Thrashing about in a vacuum, Block inquires after God as a naked and autonomous intellect, scrutinizing life and death as a philosophy problem rather than living it as a man. In saying this, I’m not so much making a moral judgment about Block, who has been involved enough in his world to get married and fight in the Crusades, as a critical observation about the film, which has no interest in exploring how love or war might be occasions of seeking God, let alone finding him.
Significantly, the only displays of organized religion in the film are the flagellants’ procession and the burning of the witch. Bergman stacks the deck: He depicts skepticism and existential angst with contemporary immediacy, but allows religious devotion to appear only in archaic and repugnant forms. ("Do they really expect modern people to fall for that?" Jöns scoffs at the flagellants’ procession.)
Of course there’s still Jof, with his visions and his simple faith. Yet while the film depicts his visions as straightforwardly as Block’s encounters with Death, this neither affirms God’s existence nor endorses Jof’s faith. Bergman wants to evoke the experience of simple faith in a sympathetic and nostalgic way, but he allows Jof’s world and Block’s world to exist side by side without establishing either one over the other as factual — though clearly his sympathies are with Block rather than Jof.
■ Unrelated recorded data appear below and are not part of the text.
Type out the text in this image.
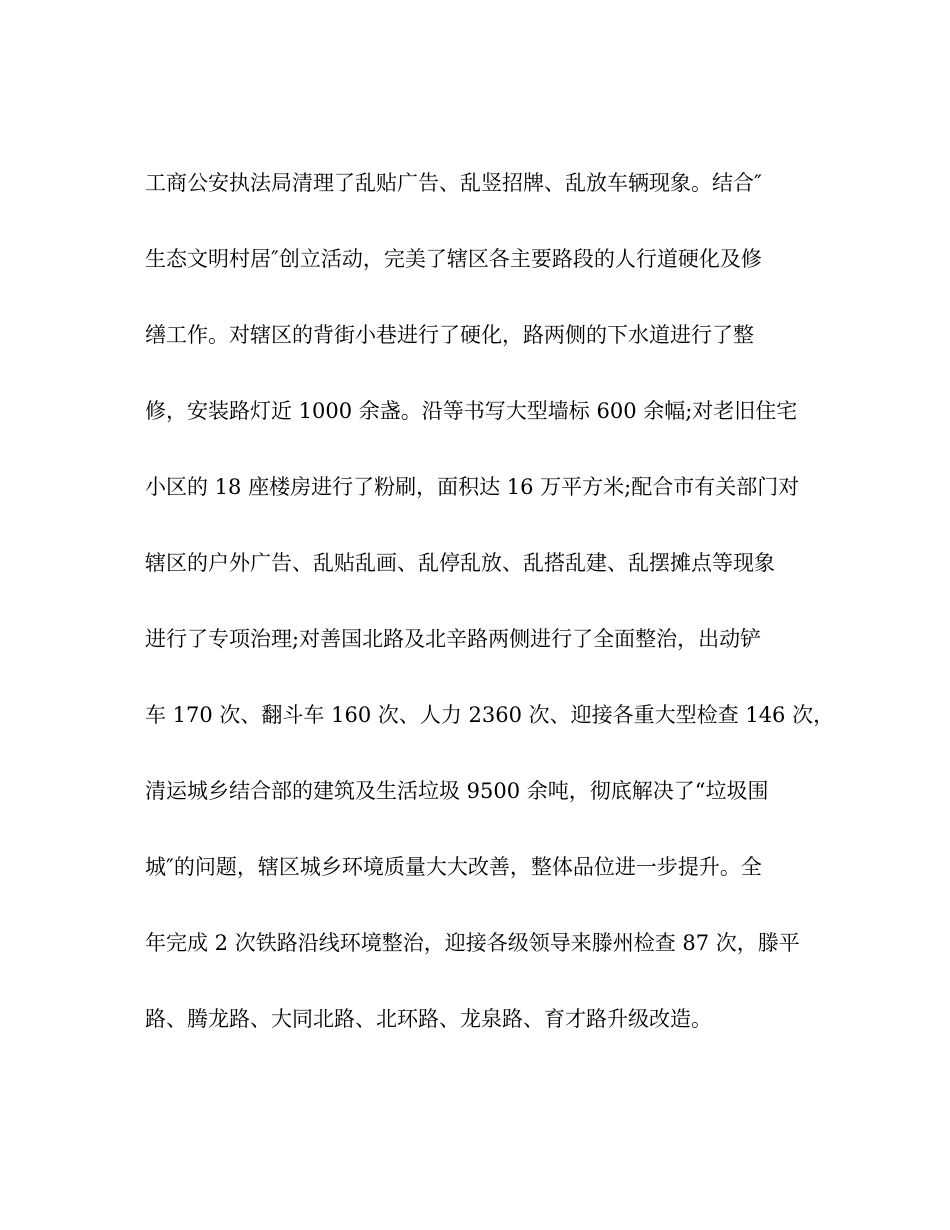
工商公安执法局清理了乱贴广告、乱竖招牌、乱放车辆现象。结合″
生态文明村居″创立活动，完美了辖区各主要路段的人行道硬化及修
缮工作。对辖区的背街小巷进行了硬化，路两侧的下水道进行了整
修，安装路灯近 1000 余盏。沿等书写大型墙标 600 余幅;对老旧住宅
小区的 18 座楼房进行了粉刷，面积达 16 万平方米;配合市有关部门对
辖区的户外广告、乱贴乱画、乱停乱放、乱搭乱建、乱摆摊点等现象
进行了专项治理;对善国北路及北辛路两侧进行了全面整治，出动铲
车 170 次、翻斗车 160 次、人力 2360 次、迎接各重大型检查 146 次，
清运城乡结合部的建筑及生活垃圾 9500 余吨，彻底解决了“垃圾围
城″的问题，辖区城乡环境质量大大改善，整体品位进一步提升。全
年完成 2 次铁路沿线环境整治，迎接各级领导来滕州检查 87 次，滕平
路、腾龙路、大同北路、北环路、龙泉路、育才路升级改造。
At the same time, both the film’s ending and the nature of Block’s "significant act" suggest a curious solicitude on Bergman’s part toward his little holy family. Some wags have suggested that the filmmaker favored these characters because they were actors; but Bergman explicitly establishes, in one of the film’s flashes of mordant humor, that being an actor carries no special privileges.
Like Block, Bergman is unable to enter into Jof and Mia’s way of life, yet still somehow seems to draw comfort from it. By the film’s end it’s clear that although the director has no wish to be like Jof and Mia, he nevertheless values their way of life and doesn’t wish to see them deprived of it.
Though the film’s theme, the silence of God and the horror of death if there is no afterlife, is an essentially religious one, The Seventh Seal doesn’t really deal with religion or God as such, but with the place of God and religion in the human heart and human society. The 1995 Vatican film list rightly ranked the film for its significant contribution in the area of "Values" rather than "Religion."
Incidentally, Bergman’s inner conflict and his sense of horror at the prospect of the empty heavens and the eternal grave didn’t stay with him forever. Years after making The Seventh Seal, the director gave the following answer in response to a question about death:
I was afraid of this enormous emptiness, but my personal view is that when we die, we die, and we go from a state of something to a state of absolute nothingness; and I don’t believe for a second that there’s anything above or beyond or anything like that; and this makes me enormously secure.
This is not an answer, needless to say, that Antonius Block would have found remotely satisfying. ("If that is true, then all of life is a senseless horror.") Block has his limitations as a character, yet compared to the later Bergman, he has a far more authentically human view of life and death.